**Name:** Top words in corpus of PDFs.  
**Description:** The R code identifies the ten top words in a corpus of PDF files that are associated with the Capacity Building tool type. Capacity Building is one of the six tool types used in the study.  
**Author:** Garry Sotnik.  

### Install and load relevant libraries  

Install relevant packages.

In [None]:
install.packages("tm")
install.packages("ggplot2")
install.packages("dplyr")
install.packages("ggplot2")
install.packages("lattice")
install.packages("pdftools")
install.packages("reshape2")
install.packages("scales")
install.packages("SnowballC")
install.packages("stringr")
install.packages("tidytext")
install.packages("tidyverse")
install.packages("topicmodels")
install.packages("tidyr")
install.packages("udpipe")

Load the needed libraries.

In [None]:
library(tm)
library(ggplot2)
library(dplyr)
library(ggplot2)
library(lattice)
library(pdftools)
library(reshape2)
library(scales)
library(SnowballC)
library(stringr)
library(tidytext)
library(tidyverse)
library(tm)
library(topicmodels)
library(tidyr)
library(udpipe)

### Buld a corpus from the PDF files  

Set the working directory to the folder with the source code and the PDF files.

In [None]:
library(rstudioapi)
setwd(dirname(getActiveDocumentContext()$path))
getwd()

List the PDF files in the folder.

In [None]:
pdfs <- list.files(pattern = "pdf$")

Build a corpus from the files in the folder.

In [None]:
corp <- Corpus(URISource(pdfs),
               readerControl = list(reader = readPDF))

### Clean the corpus.
Start by removing punctuation.

In [None]:
corp <- tm_map(corp, removePunctuation, ucp = TRUE)

Remove numbers.

In [None]:
corp <- tm_map(corp, removeNumbers, ucp = TRUE)

Remove white space.

In [None]:
corp <- tm_map(corp, stripWhitespace)


Remove English stop words.

In [None]:
corp <- tm_map(corp, removeWords, stopwords("english"))

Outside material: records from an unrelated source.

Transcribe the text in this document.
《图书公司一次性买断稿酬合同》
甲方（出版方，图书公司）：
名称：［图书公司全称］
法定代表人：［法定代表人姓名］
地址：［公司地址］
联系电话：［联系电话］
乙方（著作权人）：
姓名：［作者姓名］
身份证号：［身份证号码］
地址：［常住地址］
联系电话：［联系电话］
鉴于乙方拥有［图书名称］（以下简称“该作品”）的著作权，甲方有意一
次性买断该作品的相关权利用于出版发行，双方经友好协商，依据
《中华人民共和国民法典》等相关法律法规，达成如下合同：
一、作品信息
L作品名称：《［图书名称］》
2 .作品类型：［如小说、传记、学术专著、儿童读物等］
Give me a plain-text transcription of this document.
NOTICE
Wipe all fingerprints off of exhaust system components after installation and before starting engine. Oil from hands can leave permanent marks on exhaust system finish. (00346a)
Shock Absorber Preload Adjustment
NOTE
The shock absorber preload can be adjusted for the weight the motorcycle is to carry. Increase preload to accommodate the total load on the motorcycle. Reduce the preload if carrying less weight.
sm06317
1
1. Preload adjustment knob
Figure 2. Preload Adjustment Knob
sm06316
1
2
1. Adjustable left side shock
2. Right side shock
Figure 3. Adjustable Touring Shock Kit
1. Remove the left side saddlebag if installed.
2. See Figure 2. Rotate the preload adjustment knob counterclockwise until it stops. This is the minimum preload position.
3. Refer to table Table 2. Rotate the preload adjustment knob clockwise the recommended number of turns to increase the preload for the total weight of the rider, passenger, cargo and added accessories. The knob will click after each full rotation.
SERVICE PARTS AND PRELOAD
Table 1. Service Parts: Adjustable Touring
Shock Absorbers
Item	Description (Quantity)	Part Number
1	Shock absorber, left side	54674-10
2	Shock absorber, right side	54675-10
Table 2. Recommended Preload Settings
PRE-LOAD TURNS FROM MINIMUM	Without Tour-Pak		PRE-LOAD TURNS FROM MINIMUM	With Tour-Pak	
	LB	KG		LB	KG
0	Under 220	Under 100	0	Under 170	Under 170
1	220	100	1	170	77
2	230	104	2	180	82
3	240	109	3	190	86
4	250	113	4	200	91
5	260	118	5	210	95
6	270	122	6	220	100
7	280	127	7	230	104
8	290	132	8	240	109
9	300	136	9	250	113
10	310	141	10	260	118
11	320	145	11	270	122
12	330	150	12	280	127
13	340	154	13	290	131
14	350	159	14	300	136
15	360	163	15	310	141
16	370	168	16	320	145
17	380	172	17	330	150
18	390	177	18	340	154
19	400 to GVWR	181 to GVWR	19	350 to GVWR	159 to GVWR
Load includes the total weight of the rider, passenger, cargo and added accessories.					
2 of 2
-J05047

Remove specific common words.

In [None]:
removeCommonWords <- function(x) gsub("chang", "", x)
corp <- tm_map(corp, content_transformer(removeCommonWords))
removeCommonWords <- function(x) gsub("climat", "", x)
corp <- tm_map(corp, content_transformer(removeCommonWords))
removeCommonWords <- function(x) gsub("adapt", "", x)
corp <- tm_map(corp, content_transformer(removeCommonWords))
removeCommonWords <- function(x) gsub("ation", "", x)
corp <- tm_map(corp, content_transformer(removeCommonWords))
removeCommonWords <- function(x) gsub("use", "", x)
corp <- tm_map(corp, content_transformer(removeCommonWords))
removeCommonWords <- function(x) gsub("hohold", "", x)
corp <- tm_map(corp, content_transformer(removeCommonWords))
removeCommonWords <- function(x) gsub("also", "", x)
corp <- tm_map(corp, content_transformer(removeCommonWords))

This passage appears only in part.